9. Thirty-two accidents which qualify as a “Broken Arrow”.

A Broken Arrow is an accident involving a nuclear weapon, including an incident involving a delivery vehicle such as an airplane, missile, ship, submarine, or other methods of launching the weapon. There have been 32 known incidents which qualify as a Broken Arrow, and possibly others which occurred during classified military operations which have yet to be released to the public (the number includes accidents which occurred to Soviet and Russian operations). There have been at least six American nuclear warheads or bombs which have been lost, and not known to have been recovered. Some of them remain irrecoverable, such as any nuclear torpedoes or submarine-launched missiles on USS Scorpion when it was lost. The US Navy did not and does not confirm the presence or absence of nuclear weapons aboard its ships during deployment, and does not comment on submarines operations at all.

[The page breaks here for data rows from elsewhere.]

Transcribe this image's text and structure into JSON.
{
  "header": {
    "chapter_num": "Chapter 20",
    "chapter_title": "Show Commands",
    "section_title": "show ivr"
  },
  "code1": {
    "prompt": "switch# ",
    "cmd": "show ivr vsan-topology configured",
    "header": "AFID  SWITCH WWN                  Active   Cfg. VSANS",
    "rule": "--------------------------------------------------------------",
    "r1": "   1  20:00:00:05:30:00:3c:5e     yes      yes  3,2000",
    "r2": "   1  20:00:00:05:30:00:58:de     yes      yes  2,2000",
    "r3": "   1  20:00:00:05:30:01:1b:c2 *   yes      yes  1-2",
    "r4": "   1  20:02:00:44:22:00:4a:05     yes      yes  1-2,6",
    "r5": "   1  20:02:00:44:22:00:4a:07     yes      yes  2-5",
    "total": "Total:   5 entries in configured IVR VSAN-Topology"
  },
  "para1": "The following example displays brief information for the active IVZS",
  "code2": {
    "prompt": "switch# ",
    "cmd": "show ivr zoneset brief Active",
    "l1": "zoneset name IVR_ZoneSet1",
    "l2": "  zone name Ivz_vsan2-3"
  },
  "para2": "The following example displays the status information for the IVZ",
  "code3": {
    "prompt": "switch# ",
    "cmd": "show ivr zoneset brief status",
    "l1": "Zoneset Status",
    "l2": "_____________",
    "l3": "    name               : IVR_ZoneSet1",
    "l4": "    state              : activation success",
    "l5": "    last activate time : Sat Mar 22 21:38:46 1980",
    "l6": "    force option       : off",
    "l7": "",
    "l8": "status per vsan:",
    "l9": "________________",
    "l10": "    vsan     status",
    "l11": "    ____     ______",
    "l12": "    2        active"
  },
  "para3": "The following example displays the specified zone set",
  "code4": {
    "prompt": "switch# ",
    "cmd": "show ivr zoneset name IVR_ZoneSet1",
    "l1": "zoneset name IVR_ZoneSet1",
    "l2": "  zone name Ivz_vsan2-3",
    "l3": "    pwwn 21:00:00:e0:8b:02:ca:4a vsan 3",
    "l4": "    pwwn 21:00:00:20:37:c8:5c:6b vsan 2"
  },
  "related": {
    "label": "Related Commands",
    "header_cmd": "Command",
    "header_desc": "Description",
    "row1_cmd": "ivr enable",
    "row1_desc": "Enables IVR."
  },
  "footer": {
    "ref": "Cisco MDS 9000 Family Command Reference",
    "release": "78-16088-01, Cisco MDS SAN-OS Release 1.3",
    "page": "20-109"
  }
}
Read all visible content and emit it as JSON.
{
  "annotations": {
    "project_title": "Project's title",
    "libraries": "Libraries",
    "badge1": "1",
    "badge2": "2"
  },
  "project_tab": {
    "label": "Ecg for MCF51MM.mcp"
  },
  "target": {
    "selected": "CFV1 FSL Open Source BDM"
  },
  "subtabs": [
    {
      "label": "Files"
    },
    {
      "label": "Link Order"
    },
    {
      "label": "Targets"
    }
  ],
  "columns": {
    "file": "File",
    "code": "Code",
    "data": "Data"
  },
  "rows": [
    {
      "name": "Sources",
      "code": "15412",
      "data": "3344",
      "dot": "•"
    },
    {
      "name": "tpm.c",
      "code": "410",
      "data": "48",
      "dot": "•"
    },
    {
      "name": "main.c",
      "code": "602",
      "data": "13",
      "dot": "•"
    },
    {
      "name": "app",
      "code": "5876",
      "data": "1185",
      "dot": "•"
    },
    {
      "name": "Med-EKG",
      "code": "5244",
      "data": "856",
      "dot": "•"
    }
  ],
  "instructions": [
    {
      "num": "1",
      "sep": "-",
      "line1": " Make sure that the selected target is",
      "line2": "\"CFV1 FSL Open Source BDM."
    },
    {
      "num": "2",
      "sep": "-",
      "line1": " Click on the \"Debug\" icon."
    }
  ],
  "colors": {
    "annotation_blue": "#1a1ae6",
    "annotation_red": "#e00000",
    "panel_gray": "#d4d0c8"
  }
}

The US Navy has funded operations to monitor the wreckage of its two lost nuclear submarines, Thresher and Scorpion, in part to ensure no radioactive leakage from their reactors, leading to speculation that the Navy wanted to determine with certainty that the nuclear weapons carried remain with the wreckage. Several Soviet submarines were lost at sea during the Cold War which carried nuclear weapons. One of them, a Golf class submarine lost about 750 miles from Oahu, was partially raised by a secret CIA operation using the purpose-built vessel Glomar Explorer. The Soviets had previously confirmed that the submarine carried three nuclear missiles and several nuclear torpedoes, and while the United States recovered the remains of Soviet sailors, which they buried with military honors in a recorded ceremony, later giving the recording to the Soviets, the Navy and CIA never confirmed whether any of the nuclear warheads were recovered.